I know some people who don’t use office restrooms for certain functions. They’ve trained their bodies to wait until the end of the day. I’m not one of those people. At around 1 pm, an hour or so after lunch, I hit the office men’s room, as do an unfortunately high percentage of the large number of men that work on my office floor.
Today I was in the stall, doing my business, and checking something out on my phone. A guy got in the stall next to mine and closed his door a little too hard, causing the latch keeping my door closed to slip out of its hilt.
I looked up in creeping terror to see my stall door slowly swing open, away from me, out into the bathroom. I recalled that most stall doors swing *in* but that I was in the handicapped stall. And the handicapped stall door swings out. Which makes sense. Just not at that moment.

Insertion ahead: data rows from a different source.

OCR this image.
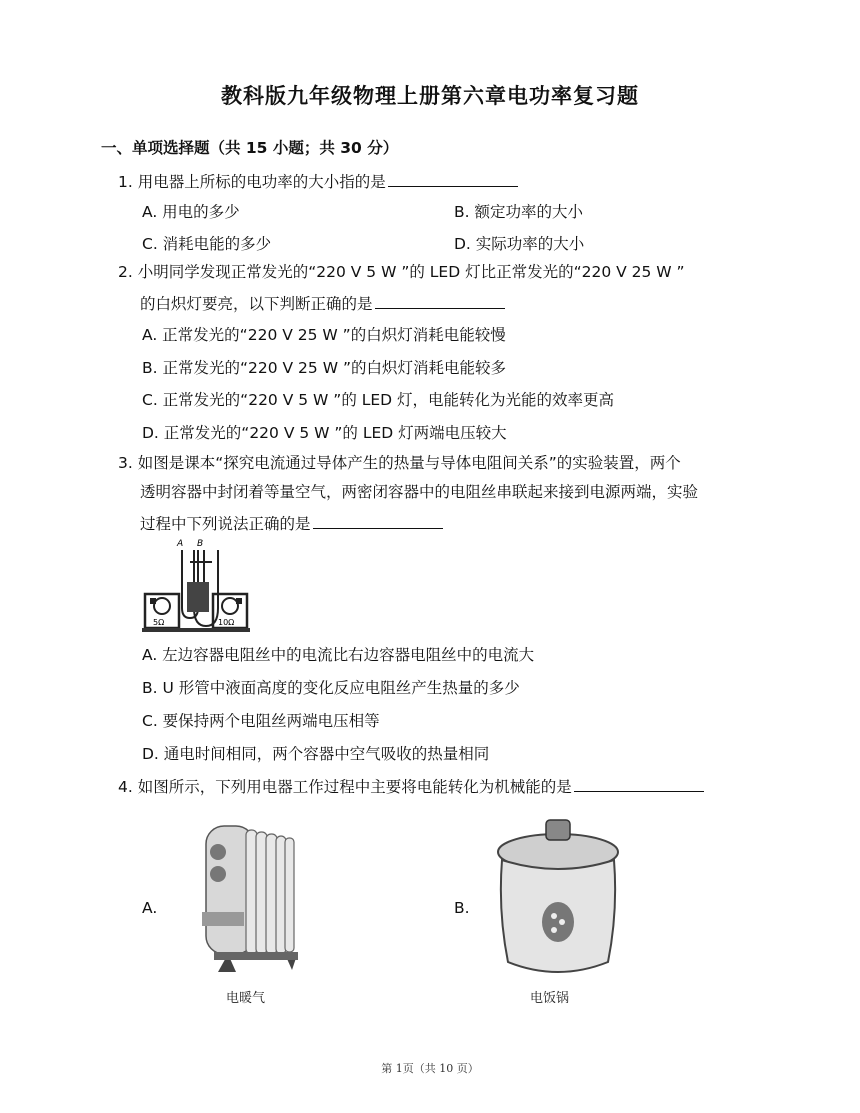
教科版九年级物理上册第六章电功率复习题
一、单项选择题（共 15 小题；共 30 分）
1. 用电器上所标的电功率的大小指的是
A. 用电的多少	B. 额定功率的大小
C. 消耗电能的多少	D. 实际功率的大小
2. 小明同学发现正常发光的“220 V 5 W ”的 LED 灯比正常发光的“220 V 25 W ”
的白炽灯要亮，以下判断正确的是
A. 正常发光的“220 V 25 W ”的白炽灯消耗电能较慢
B. 正常发光的“220 V 25 W ”的白炽灯消耗电能较多
C. 正常发光的“220 V 5 W ”的 LED 灯，电能转化为光能的效率更高
D. 正常发光的“220 V 5 W ”的 LED 灯两端电压较大
3. 如图是课本“探究电流通过导体产生的热量与导体电阻间关系”的实验装置，两个
透明容器中封闭着等量空气，两密闭容器中的电阻丝串联起来接到电源两端，实验
过程中下列说法正确的是
A B
5Ω	10Ω
A. 左边容器电阻丝中的电流比右边容器电阻丝中的电流大
B. U 形管中液面高度的变化反应电阻丝产生热量的多少
C. 要保持两个电阻丝两端电压相等
D. 通电时间相同，两个容器中空气吸收的热量相同
4. 如图所示，下列用电器工作过程中主要将电能转化为机械能的是
A.	B.
电暖气	电饭锅
第 1页（共 10 页）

As the door swung out into the room, it revealed a dude leaning up against the wall, checking out his own phone, facing - and clearly waiting to use - my stall. And for a split-second, his eyes glanced up from his phone and met mine, registering the deeply unfortunate nature of the situation, but then they quickly snapped back to his phone.
I waited an endless second for his assistance, but it was not to be. It was either he or I that closed that stall door, and since it had swung out to him, he was actually a step closer to the open door than I was. And I was pantsless, mid-business. Yet in that moment when his eyes had snapped back to his phone, he had committed to pretending he was not complicit in the scene and was immune to all else at that moment but what lay before him on his phone.

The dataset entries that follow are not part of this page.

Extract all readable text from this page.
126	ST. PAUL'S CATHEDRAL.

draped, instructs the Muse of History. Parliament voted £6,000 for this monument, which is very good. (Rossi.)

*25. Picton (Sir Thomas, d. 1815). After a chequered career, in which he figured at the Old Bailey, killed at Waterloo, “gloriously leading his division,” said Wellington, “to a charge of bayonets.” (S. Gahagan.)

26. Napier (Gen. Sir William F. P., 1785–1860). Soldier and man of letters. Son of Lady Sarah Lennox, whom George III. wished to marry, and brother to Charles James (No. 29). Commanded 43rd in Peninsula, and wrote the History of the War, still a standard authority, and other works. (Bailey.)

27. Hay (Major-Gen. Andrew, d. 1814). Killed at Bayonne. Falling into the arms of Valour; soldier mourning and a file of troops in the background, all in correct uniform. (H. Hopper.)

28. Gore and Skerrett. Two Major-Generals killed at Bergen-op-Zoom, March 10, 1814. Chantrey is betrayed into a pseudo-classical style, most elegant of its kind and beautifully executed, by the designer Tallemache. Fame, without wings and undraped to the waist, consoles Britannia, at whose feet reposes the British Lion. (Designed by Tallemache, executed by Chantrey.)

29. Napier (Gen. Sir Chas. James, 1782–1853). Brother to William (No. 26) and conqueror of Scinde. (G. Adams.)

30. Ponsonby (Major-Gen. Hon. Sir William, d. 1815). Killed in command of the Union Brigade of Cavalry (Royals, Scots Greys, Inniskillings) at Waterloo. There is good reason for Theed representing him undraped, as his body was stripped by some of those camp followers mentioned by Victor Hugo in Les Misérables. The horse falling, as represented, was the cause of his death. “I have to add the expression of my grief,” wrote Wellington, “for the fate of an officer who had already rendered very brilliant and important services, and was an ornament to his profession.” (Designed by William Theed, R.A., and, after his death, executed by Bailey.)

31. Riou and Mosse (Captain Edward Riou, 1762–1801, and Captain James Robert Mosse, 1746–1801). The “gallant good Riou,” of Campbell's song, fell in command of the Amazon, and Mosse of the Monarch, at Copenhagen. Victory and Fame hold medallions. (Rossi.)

He disengaged. But that split-second connection had betrayed his farce.
It was a bummer moment in that crowded men’s room. I had simultaneously learned about different stall types and human nature. I took care of some things, hiked my pants up, and shuffled off the toilet and out of the stall to pull back the door. In so doing, I noticed that there was another guy waiting to use the urinal, two guys using urinals, and one guy washing his hands at the sink - many of whom glanced over to see what was going on.
And as I reached out to pull back the door, I dropped my phone. It smacked on the bathroom floor and bounced on to the complicit dude’s foot.
The air seemed thick. I’m not sure if people were stifling laughter, but it was silent, except for one guy finishing up urinating. How had this become so awkward, so fast? What would the complicit dude do now, I wondered. Frozen. Mute.
Miraculously, he reached down and picked up the phone, the world turning again, and he handed it back to me. As he did, he quickly looked me in the eye, and somewhere in his look he acknowledged he should have closed the stall door in the first place. My bad, said his eyes.
I took the phone from him and returned to my stall, pulling the door shut and latching it, making sure the latch held. It was at that moment such an insufficient technology, so error prone and insecure. But humanity had redeemed itself, somewhat.